On April 10th,  the Article 29 Data Protection Working Party (“WP”), the independent advisory body where are represented the EU data protection authorities and the EU Commission,  issued a very thorough opinion on the notion of legitimate interests of the data controller under Article 7 of Directive 95/46/EC (“Directive”).

According to such provision,  personal data may be processed if processing is necessary for the purposes of the legitimate interests pursued by the controller or by the third party or parties to whom the data are disclosed, except where such interests are overridden by the interests for fundamental rights and freedoms of the data subjects.

The WP recognised “the significance and usefulness of the Article 7(f) criterion, which in the right circumstances and subject to adequate safeguards may help prevent over-reliance on other legal grounds. Article 7(f) should not be treated as ‘a last resort’ for rare or unexpected situations where other grounds for legitimate processing are deemed not to apply”.

The opinion suggests a balanced approach to the legitimate interest, which ensures the necessary flexibility to data controllers for situations where there is no undue impact on data subjects.

On the other hand, the WP stressed the need of an adequate application of the balancing test, in order to avoid possible abuses. In particular, the opinion outlined three key factors to be considered for a fair balance of interests:

  • the nature and source of the legitimate interest;
  •  the impact on the data subjects;
  • additional safeguards to prevent undue impact on the data subjects.

Such safeguards do include:

  • data minimisation;
  • privacy-enhancing technologies;
  • increased transparency;
  • general and unconditional right to opt-out;
  • data portability & related measures to empower data subjects.

In order to explain the rationale behind its opinion, the WP outlined that the lack of harmonised interpretation of Article 7(f) of the Directive has led to divergent applications in the EU Member States and, as a consequence, the lack of legal certainty and predictability, on one hand, may weaken the position of data subjects and, on other hand, may impose unnecessary regulatory burdens on businesses and other organisations operating across borders.

Quite understandably such recommendations have been received with some skepticism in  EU Member States where in the past years the criterion of the legitimate interest has been widely exploited and where the guidelines of the WP are perceived as a sort of restriction with respect to the provision of the  Article 7 of the Directive.

On the contrary, the key message of such  opinion should suggest completely different thoughts in other EU Countries. First of all, Italy.

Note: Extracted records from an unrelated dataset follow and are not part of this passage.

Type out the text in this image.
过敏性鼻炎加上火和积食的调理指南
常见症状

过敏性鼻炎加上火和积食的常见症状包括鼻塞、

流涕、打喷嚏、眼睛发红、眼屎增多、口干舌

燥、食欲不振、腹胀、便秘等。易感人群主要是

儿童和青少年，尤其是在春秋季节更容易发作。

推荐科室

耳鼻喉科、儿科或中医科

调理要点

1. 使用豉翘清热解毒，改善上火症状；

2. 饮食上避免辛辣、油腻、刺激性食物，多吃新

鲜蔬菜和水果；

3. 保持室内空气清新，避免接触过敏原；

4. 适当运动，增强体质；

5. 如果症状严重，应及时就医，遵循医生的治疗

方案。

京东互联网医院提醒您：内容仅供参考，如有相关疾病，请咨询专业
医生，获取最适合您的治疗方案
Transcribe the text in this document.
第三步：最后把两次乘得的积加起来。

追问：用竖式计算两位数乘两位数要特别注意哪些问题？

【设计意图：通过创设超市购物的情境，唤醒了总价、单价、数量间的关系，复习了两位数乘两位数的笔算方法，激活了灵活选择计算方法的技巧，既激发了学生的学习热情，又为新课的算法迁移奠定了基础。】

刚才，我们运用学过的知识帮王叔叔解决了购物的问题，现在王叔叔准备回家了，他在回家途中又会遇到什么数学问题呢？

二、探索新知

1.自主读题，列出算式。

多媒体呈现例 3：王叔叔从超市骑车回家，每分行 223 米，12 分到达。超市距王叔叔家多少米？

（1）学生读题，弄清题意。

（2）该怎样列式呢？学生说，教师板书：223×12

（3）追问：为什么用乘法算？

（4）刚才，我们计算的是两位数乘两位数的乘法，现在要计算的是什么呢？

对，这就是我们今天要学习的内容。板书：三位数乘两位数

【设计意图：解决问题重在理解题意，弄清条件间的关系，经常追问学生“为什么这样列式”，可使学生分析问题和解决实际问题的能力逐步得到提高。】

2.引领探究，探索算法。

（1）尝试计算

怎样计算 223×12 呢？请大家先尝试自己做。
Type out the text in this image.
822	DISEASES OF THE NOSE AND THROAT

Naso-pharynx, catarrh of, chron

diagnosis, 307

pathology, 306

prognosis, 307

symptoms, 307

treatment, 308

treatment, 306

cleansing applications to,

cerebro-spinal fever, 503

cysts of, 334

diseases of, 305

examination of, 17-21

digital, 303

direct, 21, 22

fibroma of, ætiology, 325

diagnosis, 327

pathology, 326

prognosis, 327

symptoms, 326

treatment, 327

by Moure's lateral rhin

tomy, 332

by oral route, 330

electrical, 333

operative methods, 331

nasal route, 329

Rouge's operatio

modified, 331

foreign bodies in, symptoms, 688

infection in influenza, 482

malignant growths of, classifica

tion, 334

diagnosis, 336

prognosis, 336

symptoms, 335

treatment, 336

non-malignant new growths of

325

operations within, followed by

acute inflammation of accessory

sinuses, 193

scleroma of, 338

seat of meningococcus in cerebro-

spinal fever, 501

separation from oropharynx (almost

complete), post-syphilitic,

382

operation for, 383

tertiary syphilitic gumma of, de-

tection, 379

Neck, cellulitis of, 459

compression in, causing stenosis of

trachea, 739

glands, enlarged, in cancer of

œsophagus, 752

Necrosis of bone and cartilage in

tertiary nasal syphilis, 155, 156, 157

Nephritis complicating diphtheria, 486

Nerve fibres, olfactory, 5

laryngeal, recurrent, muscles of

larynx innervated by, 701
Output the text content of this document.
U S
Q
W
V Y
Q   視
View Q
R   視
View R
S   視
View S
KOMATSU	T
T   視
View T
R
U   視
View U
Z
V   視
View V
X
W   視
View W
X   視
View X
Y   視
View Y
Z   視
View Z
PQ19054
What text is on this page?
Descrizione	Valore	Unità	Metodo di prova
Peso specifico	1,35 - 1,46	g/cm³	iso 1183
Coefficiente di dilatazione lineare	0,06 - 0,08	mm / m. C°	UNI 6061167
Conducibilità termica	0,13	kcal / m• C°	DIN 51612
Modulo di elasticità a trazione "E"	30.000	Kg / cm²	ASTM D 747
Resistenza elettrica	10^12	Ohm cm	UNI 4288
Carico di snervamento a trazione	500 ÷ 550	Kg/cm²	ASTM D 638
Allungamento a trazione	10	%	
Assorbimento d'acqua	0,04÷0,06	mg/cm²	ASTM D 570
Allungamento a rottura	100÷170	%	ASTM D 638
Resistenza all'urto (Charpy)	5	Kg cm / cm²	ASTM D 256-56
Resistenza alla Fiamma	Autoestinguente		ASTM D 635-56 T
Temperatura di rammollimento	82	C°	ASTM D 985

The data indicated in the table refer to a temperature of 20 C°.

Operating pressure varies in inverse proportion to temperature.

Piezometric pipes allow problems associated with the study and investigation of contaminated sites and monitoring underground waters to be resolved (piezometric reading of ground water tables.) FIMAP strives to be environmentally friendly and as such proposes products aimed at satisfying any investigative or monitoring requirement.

In deed, in Italy, according to the Italian Data Protection Code, in order to start a data processing relying on the legitimate interest of the data controller, a previous approval of the Italian Data Protection Authority (“Garante”) is needed. In other words, an organization that wishes to start a data processing on the basis of such a ground, should file a prior application before the Garante, that may authorize (or not) such a data processing. A proceeding that might take a couple of years: a geological era for the ICT industry.

Earlier this year, the Garante sent out an S.O.S. message, publicly complaining its under-staffing in comparison with the corresponding Data Protection Authorities of the major EU Countries. 

In such circumstances, conditioning the chance to use such a valuable option to the burdens and the timeframes of an administrative proceeding before an Authority, that has not the necessary resources to react in a reasonable time span, de facto means depriving data controllers of a fundamental tool for its privacy policies.

In a global scenario where Big Data and Internet of Things are assuming a tremendous importance for a growing number of stakeholders, the Italian approach to the legitimate interest seems to be an inheritance of the past, no more sustainable.

The new EU Data Protection Regulation, that – hostage of the lobbies - has been under discussions since the beginning of 2012, in the best case, will be approved in its final version in 2015 and will not enter into force before 2017.

And in the meantime, which will be the short-term remedy to adapt the Italian legal framework to the inescapable challenges that new technologies are posing?

The EU watchdogs, with the opinion herein commented, seem to show a possible safe track to move a first step, without affecting the fundamental rights of the data subjects.

The hope is that the Italian lawmakers will not miss the opportunity to consider such important guideline from the Europe. Technology cannot wait the pace of bureaucracy, but it is the good policy that should draw the course on which technology can flourish and create opportunities.